HCC Student Miren Neyra Alcántara Honored as Newman Civic Fellow

HOLYOKE — Holyoke Community College (HCC) student Miren Neyra Alcántara is the recipient of a Newman Civic Fellowship, which recognizes college leaders who demonstrate a commitment to finding solutions to challenges facing communities locally, nationally, and internationally.

Alcántara will join 212 college students from 39 states, Washington, D.C., and Mexico to form the 2021 cohort of Newman Civic Fellows, a program administered by Campus Compact, a Boston-based nonprofit working to advance the public purposes of higher education. The Newman Civic Fellowship is a year-long program for students from Campus Compact member institutions.

Alcántara — who was a finalist earlier this year for BusinessWest’s People’s Choice Young Woman of Impact Award — is a Latinx studies major at HCC and president of the college’s Latinx Empowerment Assoc. The LEA Club, as it is otherwise known, recently launched a book drive to stock a ‘Little Free Library’ the club is putting together for low-income families in the Holyoke Flats, one of the city’s poorest neighborhoods.

As LEA president, Alcántara spearheaded “Celebrating the Latinx Community,” a social-media campaign, and developed student-led panel discussions in collaboration with HCC’s Black Student Alliance and Holyoke’s Wistariahurst Museum.

She is a member of the Phi Theta Kappa Honor Society and the college’s Student Advisory Board.

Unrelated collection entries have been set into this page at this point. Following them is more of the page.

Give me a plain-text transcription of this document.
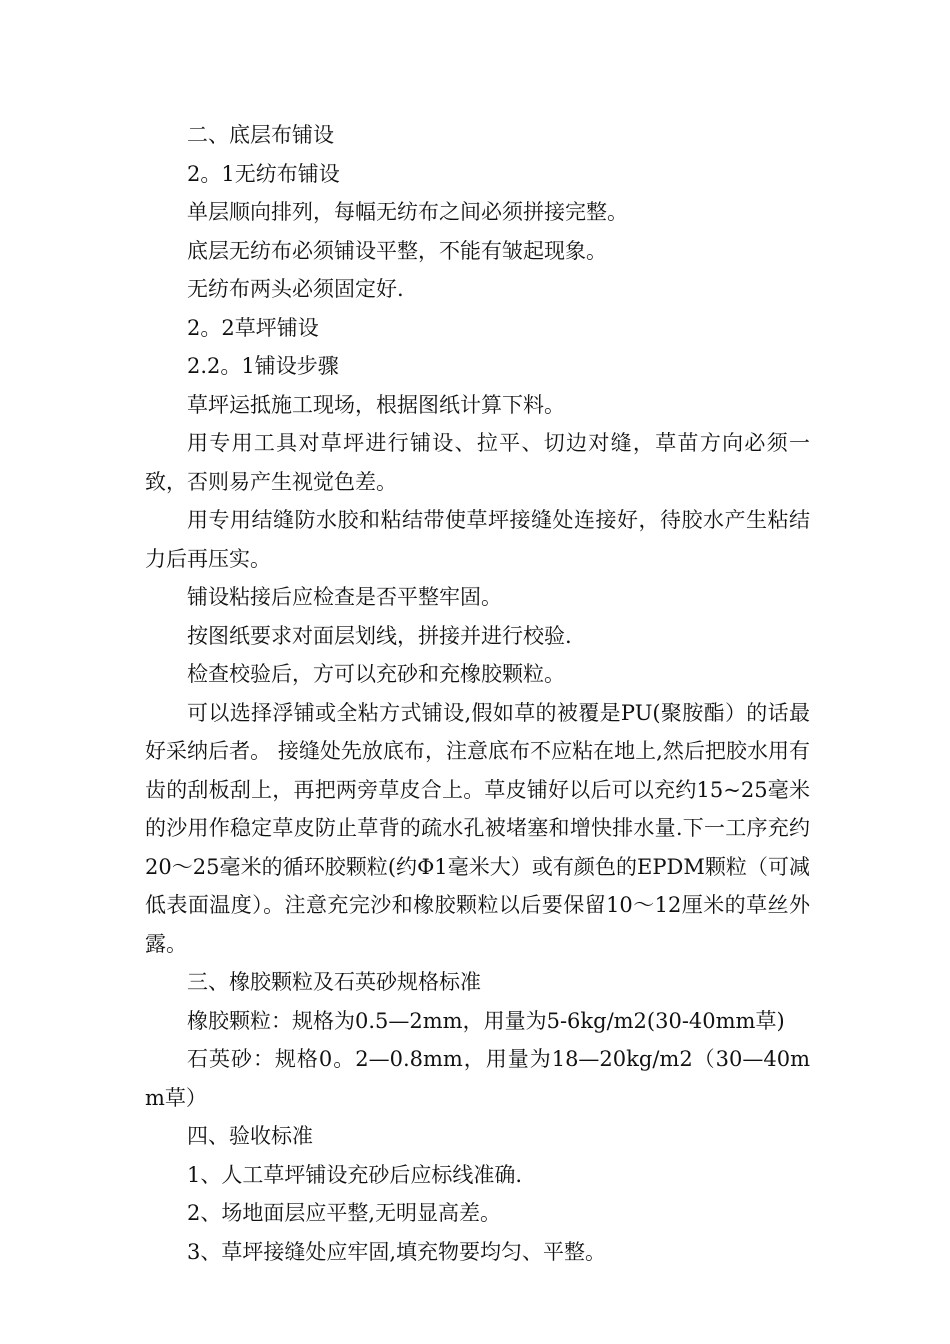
二、底层布铺设

2。1无纺布铺设

单层顺向排列，每幅无纺布之间必须拼接完整。

底层无纺布必须铺设平整，不能有皱起现象。

无纺布两头必须固定好.

2。2草坪铺设

2.2。1铺设步骤

草坪运抵施工现场，根据图纸计算下料。

用专用工具对草坪进行铺设、拉平、切边对缝，草苗方向必须一致，否则易产生视觉色差。

用专用结缝防水胶和粘结带使草坪接缝处连接好，待胶水产生粘结力后再压实。

铺设粘接后应检查是否平整牢固。

按图纸要求对面层划线，拼接并进行校验.

检查校验后，方可以充砂和充橡胶颗粒。

可以选择浮铺或全粘方式铺设,假如草的被覆是PU(聚胺酯）的话最好采纳后者。 接缝处先放底布，注意底布不应粘在地上,然后把胶水用有齿的刮板刮上，再把两旁草皮合上。草皮铺好以后可以充约15~25毫米的沙用作稳定草皮防止草背的疏水孔被堵塞和增快排水量.下一工序充约20～25毫米的循环胶颗粒(约Φ1毫米大）或有颜色的EPDM颗粒（可减低表面温度）。注意充完沙和橡胶颗粒以后要保留10～12厘米的草丝外露。

三、橡胶颗粒及石英砂规格标准

橡胶颗粒：规格为0.5—2mm，用量为5-6kg/m2(30-40mm草)

石英砂：规格0。2—0.8mm，用量为18—20kg/m2（30—40mm草）

四、验收标准

1、人工草坪铺设充砂后应标线准确.

2、场地面层应平整,无明显高差。

3、草坪接缝处应牢固,填充物要均匀、平整。
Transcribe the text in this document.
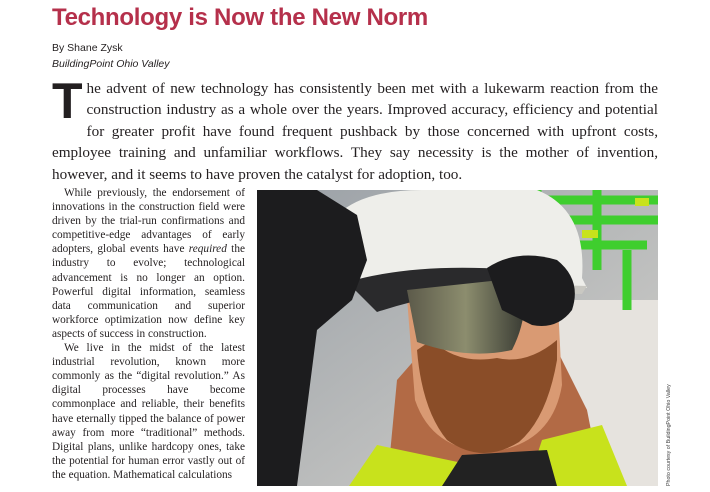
Technology is Now the New Norm
By Shane Zysk
BuildingPoint Ohio Valley

The advent of new technology has consistently been met with a lukewarm reaction from the construction industry as a whole over the years. Improved accuracy, efficiency and potential for greater profit have found frequent pushback by those concerned with upfront costs, employee training and unfamiliar workflows. They say necessity is the mother of invention, however, and it seems to have proven the catalyst for adoption, too.

While previously, the endorsement of innovations in the construction field were driven by the trial-run confirmations and competitive-edge advantages of early adopters, global events have required the industry to evolve; technological advancement is no longer an option. Powerful digital information, seamless data communication and superior workforce optimization now define key aspects of success in construction.

We live in the midst of the latest industrial revolution, known more commonly as the “digital revolution.” As digital processes have become commonplace and reliable, their benefits have eternally tipped the balance of power away from more “traditional” methods. Digital plans, unlike hardcopy ones, take the potential for human error vastly out of the equation. Mathematical calculations	Photo courtesy of BuildingPoint Ohio Valley
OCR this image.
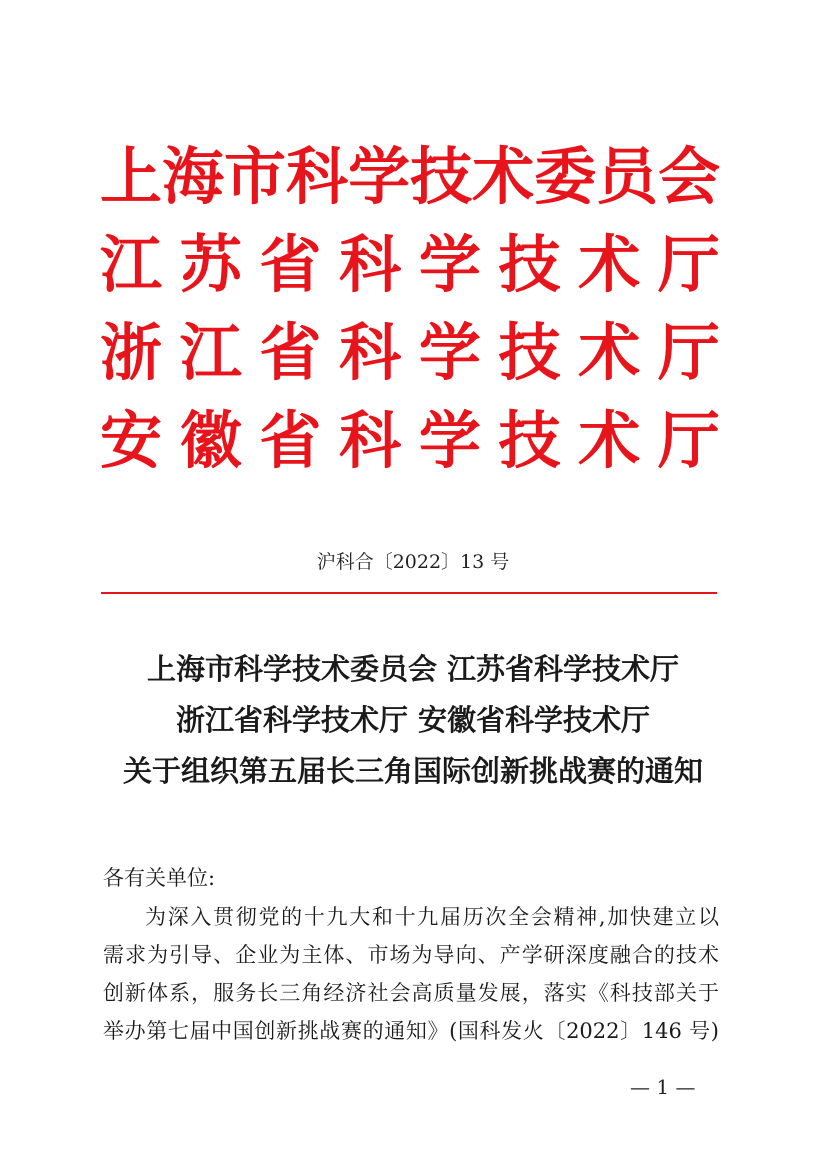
上 海 市 科 学 技 术 委 员 会
江 苏 省 科 学 技 术 厅
浙 江 省 科 学 技 术 厅
安 徽 省 科 学 技 术 厅
沪科合〔2022〕13 号
上海市科学技术委员会 江苏省科学技术厅
浙江省科学技术厅 安徽省科学技术厅
关于组织第五届长三角国际创新挑战赛的通知
各有关单位:
为深入贯彻党的十九大和十九届历次全会精神,加快建立以
需求为引导、企业为主体、市场为导向、产学研深度融合的技术
创新体系，服务长三角经济社会高质量发展，落实《科技部关于
举办第七届中国创新挑战赛的通知》(国科发火〔2022〕146 号)
— 1 —
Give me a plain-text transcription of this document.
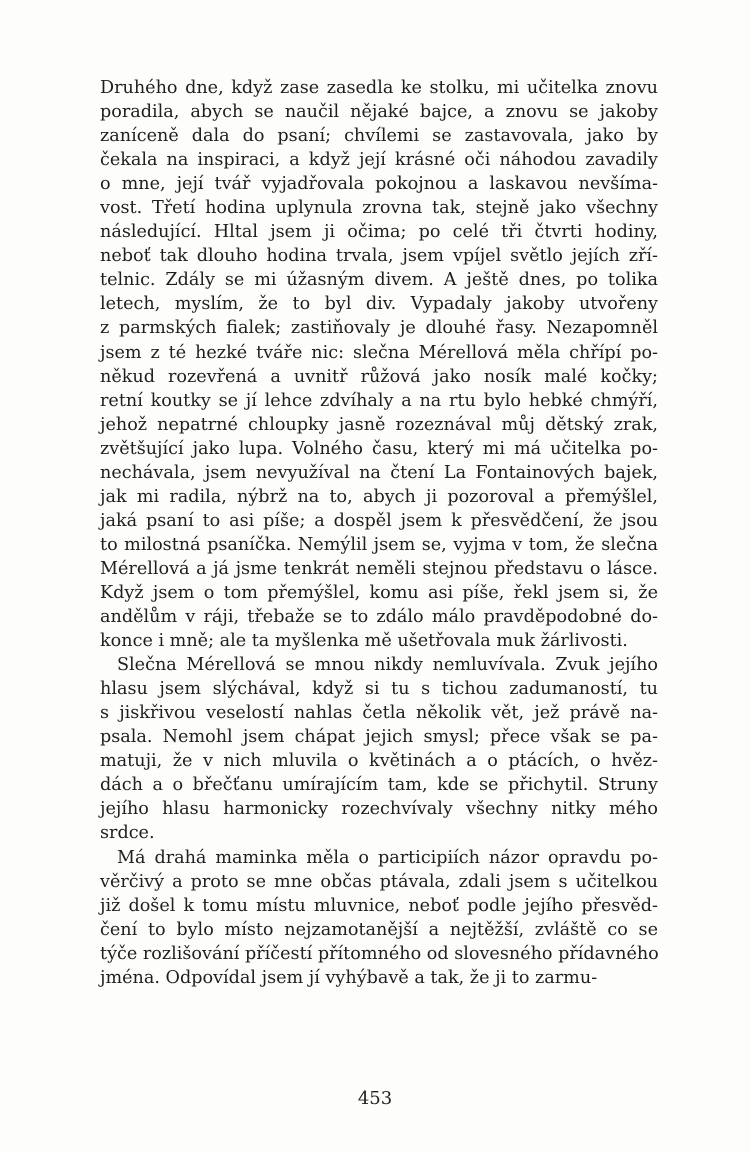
Druhého dne, když zase zasedla ke stolku, mi učitelka znovu
poradila, abych se naučil nějaké bajce, a znovu se jakoby
zaníceně dala do psaní; chvílemi se zastavovala, jako by
čekala na inspiraci, a když její krásné oči náhodou zavadily
o mne, její tvář vyjadřovala pokojnou a laskavou nevšíma-
vost. Třetí hodina uplynula zrovna tak, stejně jako všechny
následující. Hltal jsem ji očima; po celé tři čtvrti hodiny,
neboť tak dlouho hodina trvala, jsem vpíjel světlo jejích zří-
telnic. Zdály se mi úžasným divem. A ještě dnes, po tolika
letech, myslím, že to byl div. Vypadaly jakoby utvořeny
z parmských fialek; zastiňovaly je dlouhé řasy. Nezapomněl
jsem z té hezké tváře nic: slečna Mérellová měla chřípí po-
někud rozevřená a uvnitř růžová jako nosík malé kočky;
retní koutky se jí lehce zdvíhaly a na rtu bylo hebké chmýří,
jehož nepatrné chloupky jasně rozeznával můj dětský zrak,
zvětšující jako lupa. Volného času, který mi má učitelka po-
nechávala, jsem nevyužíval na čtení La Fontainových bajek,
jak mi radila, nýbrž na to, abych ji pozoroval a přemýšlel,
jaká psaní to asi píše; a dospěl jsem k přesvědčení, že jsou
to milostná psaníčka. Nemýlil jsem se, vyjma v tom, že slečna
Mérellová a já jsme tenkrát neměli stejnou představu o lásce.
Když jsem o tom přemýšlel, komu asi píše, řekl jsem si, že
andělům v ráji, třebaže se to zdálo málo pravděpodobné do-
konce i mně; ale ta myšlenka mě ušetřovala muk žárlivosti.
Slečna Mérellová se mnou nikdy nemluvívala. Zvuk jejího
hlasu jsem slýchával, když si tu s tichou zadumaností, tu
s jiskřivou veselostí nahlas četla několik vět, jež právě na-
psala. Nemohl jsem chápat jejich smysl; přece však se pa-
matuji, že v nich mluvila o květinách a o ptácích, o hvěz-
dách a o břečťanu umírajícím tam, kde se přichytil. Struny
jejího hlasu harmonicky rozechvívaly všechny nitky mého
srdce.
Má drahá maminka měla o participiích názor opravdu po-
věrčivý a proto se mne občas ptávala, zdali jsem s učitelkou
již došel k tomu místu mluvnice, neboť podle jejího přesvěd-
čení to bylo místo nejzamotanější a nejtěžší, zvláště co se
týče rozlišování příčestí přítomného od slovesného přídavného
jména. Odpovídal jsem jí vyhýbavě a tak, že ji to zarmu-
453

She works as a peer tutor and volunteers with community organizations including Climate Change Theater Action, Common Share Food Co-op, and SPARK Reproductive Justice Now. She also teaches English to Central American immigrants through a program called Planting Literacy, an HCC collaboration with Head Start in Springfield.

She was nominated for the award by two of her professors, Vanessa Martinez and Raúl Gutiérrez.

“We’re very proud of Miren,” said Gutiérrez, coordinator of HCC’s Latinx Studies program. “HCC is lucky to have her. Her academic endeavors combined with her involvement and leadership in the community make her a necessary agent of change. She truly embodies the essence of an activist scholar. Her academic abilities, compassion, and leadership make her exactly what is needed in this world.”

Alcántara plans to graduate from HCC in December.

“I am so excited about the fellowship and this opportunity,” she said. “I plan to continue working on the LEA Club’s Little Free Library project. We are hoping to expand on it, add some workshops with the children, and adapt it in a way it becomes sustainable through the years as more students join and continue the club. I am also continuing my work with immigrant advocacy and Planting Literacy, as well as my recent involvement as a volunteer with the Women of Color Health Equity collective.”